Suppose that $y' \to 0$ when $x \to 0$. Then given $\epsilon >0$, we wish to show $\exists \delta >0$ s.t $\forall x \in (0,1]$ and 
  $$|x-0|<\delta \implies |3x^2\sin(\frac{\pi}{x})-\pi x\cos(\frac{\pi}{x})-0|<\epsilon$$
  Observe that since $|sin(x)| \leq 1$, $|cos(x)| \leq 1$, we can extend this to $|sin(\frac{\pi}{x})|,|cos(\frac{\pi}{x})|$. Thus, observe that
  $$|3x^2\sin(\frac{\pi}{x})-\pi x\cos(\frac{\pi}{x})| \leq |3x^2\sin(\frac{\pi}{x})|+|-\pi x\cos(\frac{\pi}{x})-0| \leq |3x^2|+\pi|x|$$
  Since $x>0$, it follows that
  $$|3x^2|+\pi|x| = 3x^2+\pi x < 3x^2 + 4x = 3x(x+\frac{4}{3})<\epsilon$$
  $$\impliedby 3x < \frac{\epsilon}{x+\frac{4}{3}}$$
  And since $x \leq 1$,
  $$\frac{\epsilon}{x+\frac{4}{3}} \leq \frac{\epsilon}{1+\frac{4}{3}} = \frac{3\epsilon}{7}$$
  so
  $$3x<\frac{3\epsilon}{7} \impliedby x=|x-0|< \frac{\epsilon}{7} = \delta$$
  Thus, given $\epsilon >0$, $\exists \delta=\frac{\epsilon}{7}$ s.t $\forall x\in (0,1]$ and
  $$|x-0|<\frac{\epsilon}{7} \implies |3x^2\sin(\frac{\pi}{x})-\pi x\cos(\frac{\pi}{x})-0|<\epsilon$$
  It is clear that $y'(x)$ is continuous at $0$. So $y'(x)$ is continuous on $[0,1]$ $\implies$ our arc is smooth.

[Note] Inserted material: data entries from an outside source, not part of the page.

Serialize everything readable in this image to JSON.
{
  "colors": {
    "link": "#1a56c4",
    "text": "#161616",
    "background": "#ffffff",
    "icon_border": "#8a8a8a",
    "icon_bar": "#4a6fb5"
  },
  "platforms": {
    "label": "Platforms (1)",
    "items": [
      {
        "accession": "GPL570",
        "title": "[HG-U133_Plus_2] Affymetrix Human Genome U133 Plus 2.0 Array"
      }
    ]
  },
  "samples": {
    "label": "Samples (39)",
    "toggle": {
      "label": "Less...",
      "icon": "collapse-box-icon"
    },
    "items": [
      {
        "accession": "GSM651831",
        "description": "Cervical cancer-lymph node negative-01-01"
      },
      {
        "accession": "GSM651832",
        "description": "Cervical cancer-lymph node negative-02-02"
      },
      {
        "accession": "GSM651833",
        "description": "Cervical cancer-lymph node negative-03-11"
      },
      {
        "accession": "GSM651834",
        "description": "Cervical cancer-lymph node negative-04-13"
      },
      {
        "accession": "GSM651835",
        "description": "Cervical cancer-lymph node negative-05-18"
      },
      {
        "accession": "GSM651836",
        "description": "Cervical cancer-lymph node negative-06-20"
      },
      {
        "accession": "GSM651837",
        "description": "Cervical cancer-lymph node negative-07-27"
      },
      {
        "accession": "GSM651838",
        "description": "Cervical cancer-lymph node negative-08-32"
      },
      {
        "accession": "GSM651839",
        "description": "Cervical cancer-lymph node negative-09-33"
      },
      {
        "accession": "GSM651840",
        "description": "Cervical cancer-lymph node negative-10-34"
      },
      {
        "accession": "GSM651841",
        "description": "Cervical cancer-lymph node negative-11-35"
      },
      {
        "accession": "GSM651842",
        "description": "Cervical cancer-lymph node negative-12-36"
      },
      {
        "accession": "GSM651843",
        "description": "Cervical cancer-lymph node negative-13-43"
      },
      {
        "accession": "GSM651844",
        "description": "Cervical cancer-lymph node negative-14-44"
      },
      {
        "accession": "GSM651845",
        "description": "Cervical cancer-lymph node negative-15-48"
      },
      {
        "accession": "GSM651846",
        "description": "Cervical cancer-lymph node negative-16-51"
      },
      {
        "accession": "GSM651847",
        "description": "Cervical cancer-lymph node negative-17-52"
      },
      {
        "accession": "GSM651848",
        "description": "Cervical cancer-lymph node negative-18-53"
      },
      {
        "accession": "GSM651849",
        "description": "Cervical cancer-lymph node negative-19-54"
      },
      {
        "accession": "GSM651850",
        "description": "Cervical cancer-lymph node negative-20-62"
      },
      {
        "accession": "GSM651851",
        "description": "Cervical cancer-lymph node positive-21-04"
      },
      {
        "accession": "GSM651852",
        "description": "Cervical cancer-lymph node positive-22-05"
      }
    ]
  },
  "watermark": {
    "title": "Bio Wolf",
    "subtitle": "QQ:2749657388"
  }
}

So my question: was what I did valid in the proof? Or did I pull some strings that shouldn't have been pulled?
 A: You are beginning with "Suppose that $y'\to0$ when $x\to 0$"; but you mean: "First I shall prove that $y'(x)\to0$ when $x\to0$". Then you go on and prove it alright. (Actually it is not necessary to carry out an $\epsilon$-$\delta$ proof. The claim follows immediately using the principle $a(x)b(x)\to0$ when $|a(x)|$ is bounded and $b(x)\to0$.)
But now comes the flaw: In order to prove that $y'$ is continuous at $0$ you have to show that $\lim_{x\to0}y'(x)=y'(0)$. But you have not looked at $y'(0)$ at all. Therefore it remains to verify that  $y'(0)=0$ as well. The value $y'(0)$ cannot be computed by formal term-differentiation, since  the function $y(\cdot)$ is defined per exception handling at $0$. In order to compute $y'(0)$ you have to resort to the definition  of the derivative instead:
$$y'(0)=\lim_{x\to0}{y(x)-y(0)\over x-0}=\lim_{x\to0}{y(x)\over x}=\ldots\quad.$$
A: The proof is correct; once you arrive at

$$|3x^2|+\pi|x| = 3x^2+\pi x < 3x^2 + 4x,$$

you can directly use $3x^2 \leq 3x$ if $0<x\leq 1$; this allows you to write
$$ |3x^2|+\pi|x| = 3x^2+\pi x < 3x + \pi x = x(3+\pi) = |x|(3+\pi)$$
as $x$ is non negative. Choosing $\delta=\frac{\epsilon}{3+\pi}$ you can end the proof, as well (maybe quicker).